Alex Brodov
Alex Brodov

Reputation: 3515

Bash - variables are not evaluated inside other variables

I've written a short script which needs to find some text using regex.

I'm incrementing a counter inside a while loop, and this counter is part of another command. Unfortunately this command is always running with the initial counter.
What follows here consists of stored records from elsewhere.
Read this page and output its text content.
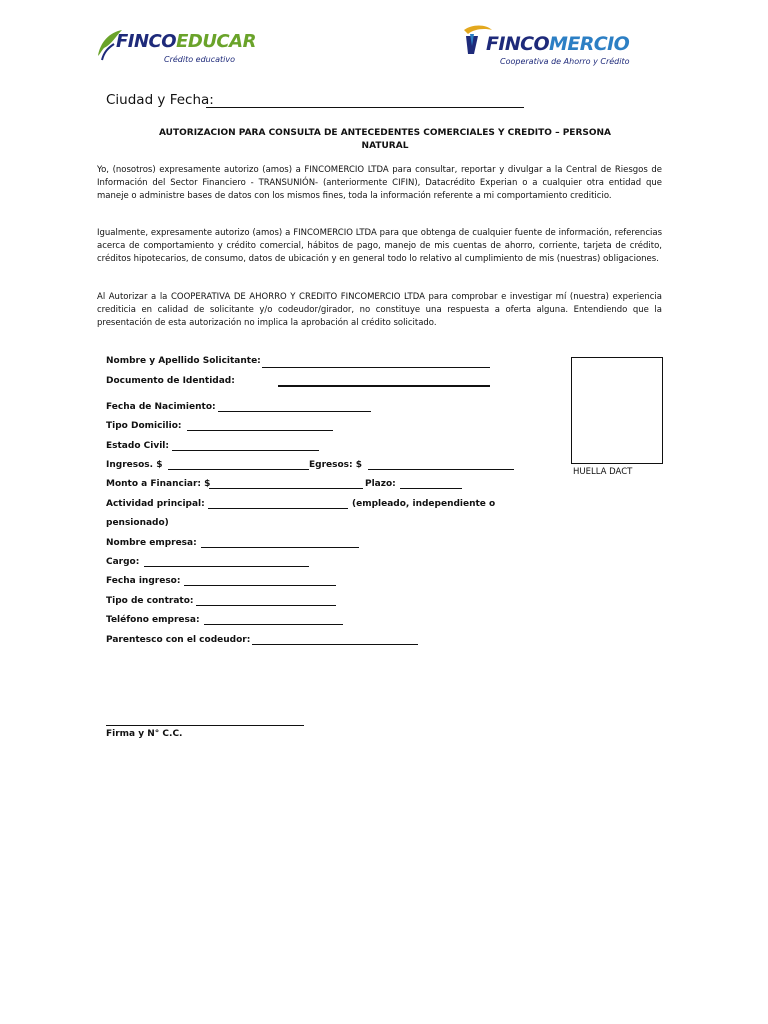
FINCOEDUCAR
Crédito educativo
FINCOMERCIO
Cooperativa de Ahorro y Crédito
Ciudad y Fecha:
AUTORIZACION PARA CONSULTA DE ANTECEDENTES COMERCIALES Y CREDITO – PERSONA
NATURAL
Yo, (nosotros) expresamente autorizo (amos) a FINCOMERCIO LTDA para consultar, reportar y divulgar a la Central de Riesgos de Información del Sector Financiero - TRANSUNIÓN- (anteriormente CIFIN), Datacrédito Experian o a cualquier otra entidad que maneje o administre bases de datos con los mismos fines, toda la información referente a mi comportamiento crediticio.
Igualmente, expresamente autorizo (amos) a FINCOMERCIO LTDA para que obtenga de cualquier fuente de información, referencias acerca de comportamiento y crédito comercial, hábitos de pago, manejo de mis cuentas de ahorro, corriente, tarjeta de crédito, créditos hipotecarios, de consumo, datos de ubicación y en general todo lo relativo al cumplimiento de mis (nuestras) obligaciones.
Al Autorizar a la COOPERATIVA DE AHORRO Y CREDITO FINCOMERCIO LTDA para comprobar e investigar mí (nuestra) experiencia crediticia en calidad de solicitante y/o codeudor/girador, no constituye una respuesta a oferta alguna. Entendiendo que la presentación de esta autorización no implica la aprobación al crédito solicitado.
Nombre y Apellido Solicitante:
Documento de Identidad:
Fecha de Nacimiento:
Tipo Domicilio:
Estado Civil:
Ingresos. $	Egresos: $
Monto a Financiar: $	Plazo:
Actividad principal:	(empleado, independiente o
pensionado)
Nombre empresa:
Cargo:
Fecha ingreso:
Tipo de contrato:
Teléfono empresa:
Parentesco con el codeudor:
HUELLA DACT
Firma y N° C.C.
Here a snippet from my code:

COUNTER=1
LAST_COMMIT=`git log remotes/origin/devel --pretty=oneline --pretty=format:%s | head -${COUNTER}`
JIRA_ID=`echo $LAST_COMMIT | grep -o -P '[A-Z]{2,}-\d+' | xargs`

while [[ ! -z "$JIRA_ID" && $COUNTER -lt "5" ]]; do
        echo "This is the current  counter:  $COUNTER"
        echo "This is the last commit $LAST_COMMIT"
        COUNTER=$[COUNTER+1]
done
echo "this is the counter outside the loop $COUNTER"

Upvotes: 0

Views: 83

Answers (2)

Charles Duffy
Charles Duffy

Reputation: 295403

The best-practices way to encapsulate code (as per BashFAQ #50) is with a function:

get_last_commit() {
  git log remotes/origin/devel --pretty=oneline --pretty=format:%s \
    | sed -n "$(( $1 + 1)) p"
}

Then:

while (( counter < 5 )); do
  last_commit=$(get_last_commit "$counter")
  IFS=$'\n' read -r -d '' -a jira_id \
    < <(grep -o -P '[A-Z]{2,}-\d+' <<<"$last_commit") ||:
  [[ $jira_id ]] || break

  echo "This is the current  counter:  $counter"
  echo "This is the last commit $last_commit"
  echo "Found ${#jira_id[@]} jira IDs"
  printf '  %s\n' "${jira_id[@]}"

  (( counter++ ))
done

Other notes:

  • Use of read -a, here, reads the JIRA IDs into an array; you can then ask for the array's length (with ${#jira_id[@]}), expand a specific entry from the array (with ${jira_id[0]} to get the first ID, [1] for the second, etc); expand them all into an argument list (with "${jira_id[@]}"), etc.
  • Non-system-defined shell variables should have at least one lower-case character in their names. See the fourth paragraph of the POSIX spec on environment variables at http://pubs.opengroup.org/onlinepubs/009695399/basedefs/xbd_chap08.html, keeping in mind that environment variables and shell variables share a single namespace. Following this practice prevents you from overwriting system variables by mistake.
  • $(( ... )) is the POSIX-standard way to enter a math context; (( )), without a leading $, is a bash extension.
  • While code inside of [[ ]] and (( )) does not require double quotes to prevent glob expansion or string-splitting, double quotes should be used around expansions in (almost) all other cases.
  • sed '2 p' gets line 2 more efficiently than head -2 | tail -n 1.

However, even that is much less efficient than just calling git log only one single time and iterating over its results.

while IFS= read -r -u 3 last_commit; do
  IFS=$'\n' read -r -d '' -a jira_id \
    < <(grep -o -P '[A-Z]{2,}-\d+' <<<"$last_commit") ||:
  [[ $jira_id ]] || continue
  echo "Found ${#jira_id[@]} jira IDs"
  printf '  %s\n' "${jira_id[@]}"
done 3< <(git log remotes/origin/devel --pretty=oneline --pretty=format:%s)

Upvotes: 2

that other guy
that other guy

Reputation: 123470

Bash is a procedural language, meaning it contains a series of steps to be carried out in order.

LAST_COMMIT=`...`is a step that sets the variable LAST_COMMIT to the value of the command. You have made this step only execute once, which is why you see the same value over and over.

If you want it to execute again for new values of $COUNTER, you can place the statement inside the loop:

while
    LAST_COMMIT=`git log remotes/origin/devel --pretty=oneline --pretty=format:%s | head -${COUNTER} | tail -n 1`
    JIRA_ID=`echo $LAST_COMMIT | grep -o -P '[A-Z]{2,}-\d+' | xargs`
    [[ ! -z "$JIRA_ID" && $COUNTER -lt "5" ]]
do

    echo "This is the current  counter:  $COUNTER"
    echo "This is the last commit $LAST_COMMIT"
    COUNTER=$[COUNTER+1]
done
echo "this is the counter outside the loop $COUNTER"

Since the steps in the loop are executed multiple times, the LAST_COMMIT=`...` step is also executed multiple times, each time with a new value for $COUNTER.